Realized my answer lacked proof (which is bad, mkay...), so I ran some test to prove my point. I tested 3 conditions: blitting to the screen, blitting outside the screen, and doing nothing. The number of seconds they took are insignificant because they're based on my computer's performance (a 5 year old laptop), so look for the factors between them instead; they should be similar for everyone.
5,000 blits
- Inside: 0.033265519510593734 seconds
- Outside: 0.002402466401003767 seconds
- Nothing: 0.00023237229449441657 seconds
500,000 blits
- Inside: 3.639024520190433 seconds
- Outside: 0.23328839021967726 seconds
- Nothing: 0.023549600850092247 seconds
50,000,000 blits
- Inside: 360.48034191795153 seconds
- Outside: 23.317473949049596 seconds
- Nothing: 2.3507101910654455 seconds
As you can see, blitting outside the screen takes more time than not blitting, but it doesn't take nearly as much time as actually blitting to the screen.

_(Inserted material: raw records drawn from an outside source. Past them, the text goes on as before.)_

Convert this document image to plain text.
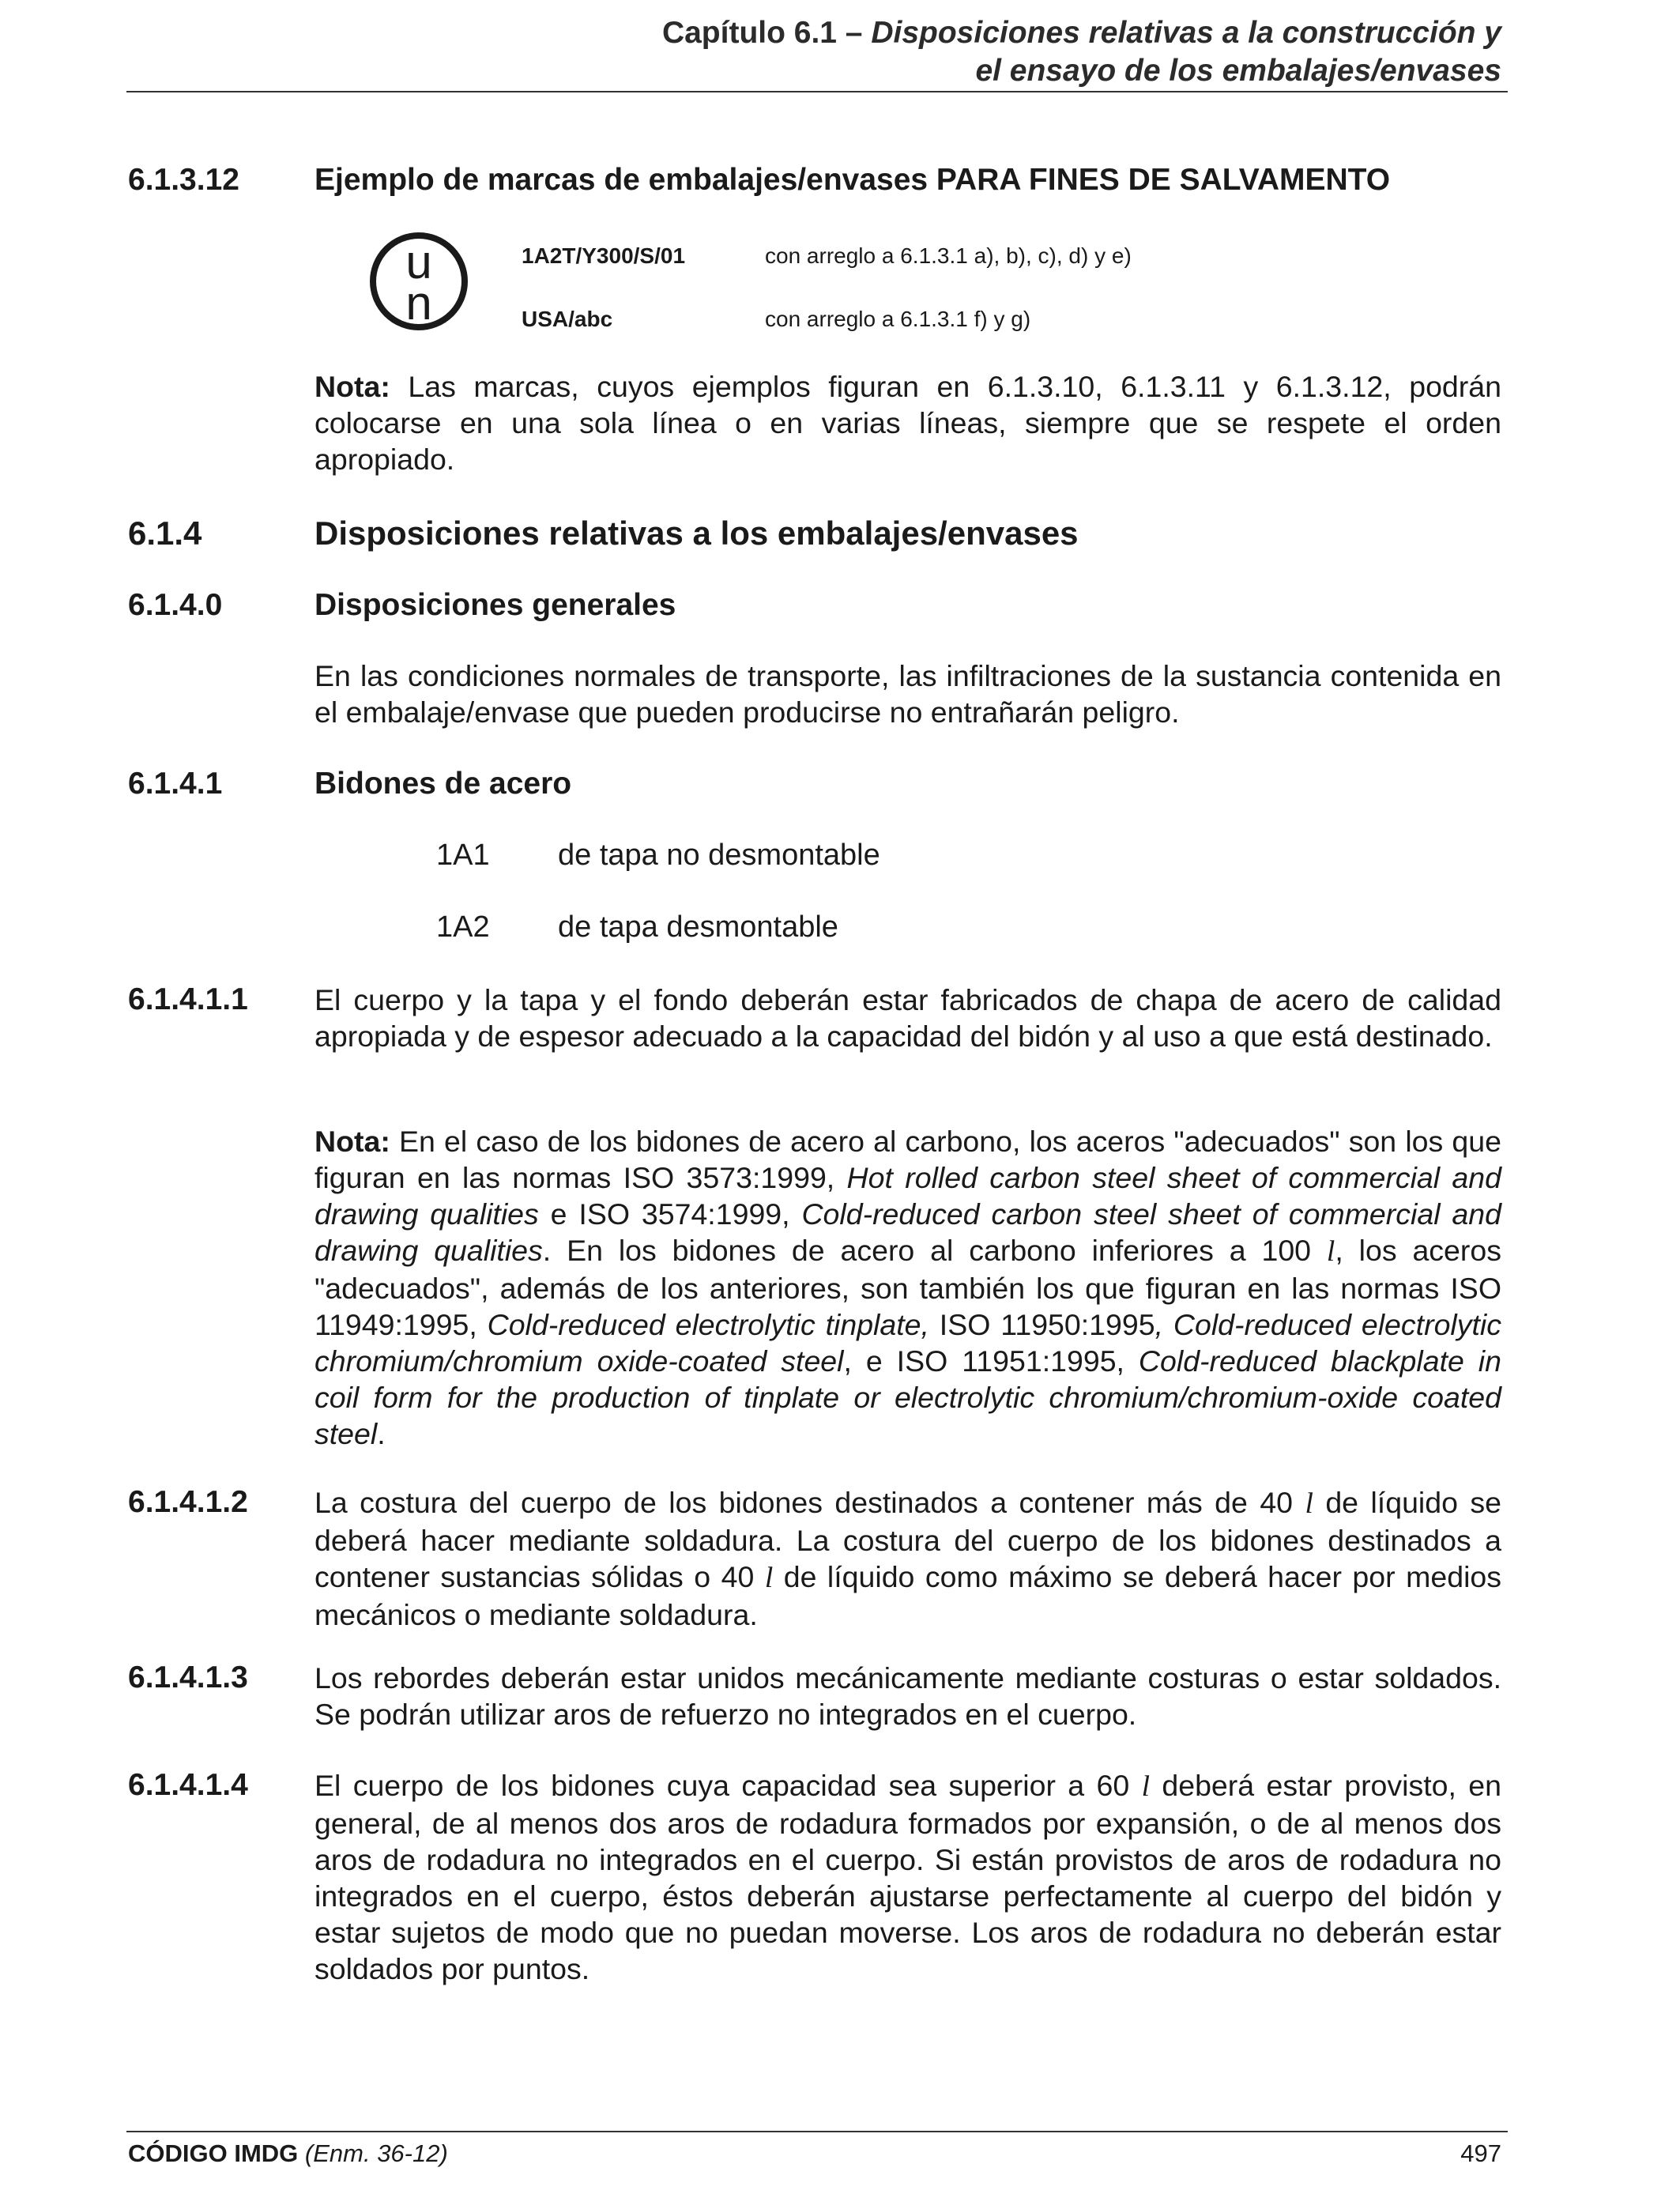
Capítulo 6.1 – Disposiciones relativas a la construcción y
el ensayo de los embalajes/envases
6.1.3.12 Ejemplo de marcas de embalajes/envases PARA FINES DE SALVAMENTO
u
n
1A2T/Y300/S/01	con arreglo a 6.1.3.1 a), b), c), d) y e)
USA/abc	con arreglo a 6.1.3.1 f) y g)
Nota: Las marcas, cuyos ejemplos figuran en 6.1.3.10, 6.1.3.11 y 6.1.3.12, podrán colocarse en una sola línea o en varias líneas, siempre que se respete el orden apropiado.
6.1.4	Disposiciones relativas a los embalajes/envases
6.1.4.0	Disposiciones generales
En las condiciones normales de transporte, las infiltraciones de la sustancia contenida en el embalaje/envase que pueden producirse no entrañarán peligro.
6.1.4.1	Bidones de acero
1A1 de tapa no desmontable
1A2 de tapa desmontable
6.1.4.1.1 El cuerpo y la tapa y el fondo deberán estar fabricados de chapa de acero de calidad apropiada y de espesor adecuado a la capacidad del bidón y al uso a que está destinado.
Nota: En el caso de los bidones de acero al carbono, los aceros "adecuados" son los que figuran en las normas ISO 3573:1999, Hot rolled carbon steel sheet of commercial and drawing qualities e ISO 3574:1999, Cold-reduced carbon steel sheet of commercial and drawing qualities. En los bidones de acero al carbono inferiores a 100 l, los aceros "adecuados", además de los anteriores, son también los que figuran en las normas ISO 11949:1995, Cold-reduced electrolytic tinplate, ISO 11950:1995, Cold-reduced electrolytic chromium/chromium oxide-coated steel, e ISO 11951:1995, Cold-reduced blackplate in coil form for the production of tinplate or electrolytic chromium/chromium-oxide coated steel.
6.1.4.1.2 La costura del cuerpo de los bidones destinados a contener más de 40 l de líquido se deberá hacer mediante soldadura. La costura del cuerpo de los bidones destinados a contener sustancias sólidas o 40 l de líquido como máximo se deberá hacer por medios mecánicos o mediante soldadura.
6.1.4.1.3 Los rebordes deberán estar unidos mecánicamente mediante costuras o estar soldados. Se podrán utilizar aros de refuerzo no integrados en el cuerpo.
6.1.4.1.4 El cuerpo de los bidones cuya capacidad sea superior a 60 l deberá estar provisto, en general, de al menos dos aros de rodadura formados por expansión, o de al menos dos aros de rodadura no integrados en el cuerpo. Si están provistos de aros de rodadura no integrados en el cuerpo, éstos deberán ajustarse perfectamente al cuerpo del bidón y estar sujetos de modo que no puedan moverse. Los aros de rodadura no deberán estar soldados por puntos.
CÓDIGO IMDG (Enm. 36-12)	497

Blitting outside the screen is barely a cost.
For further reference, here's the test I created:
setup = """
import pygame
pygame.init()
screen = pygame.display.set_mode((100, 100))
image = pygame.Surface((100, 100))
"""
statement1 = """
for i in range(5000):
screen.blit(image, (0, 0))
"""
statement2 = """
for i in range(5000):
screen.blit(image, (200, 200))
"""
statement3 = """
for i in range(5000):
pass
"""
from timeit import timeit
num_of_times = 10000
inside = timeit(stmt=statement1, setup=setup, number=num_of_times)
outside = timeit(stmt=statement2, setup=setup, number=num_of_times)
nothing = timeit(stmt=statement3, setup=setup, number=num_of_times)
print("Inside: {} seconds".format(inside/num_of_times))
print("Outside: {} seconds".format(outside/num_of_times))
print("Nothing: {} seconds".format(nothing/num_of_times))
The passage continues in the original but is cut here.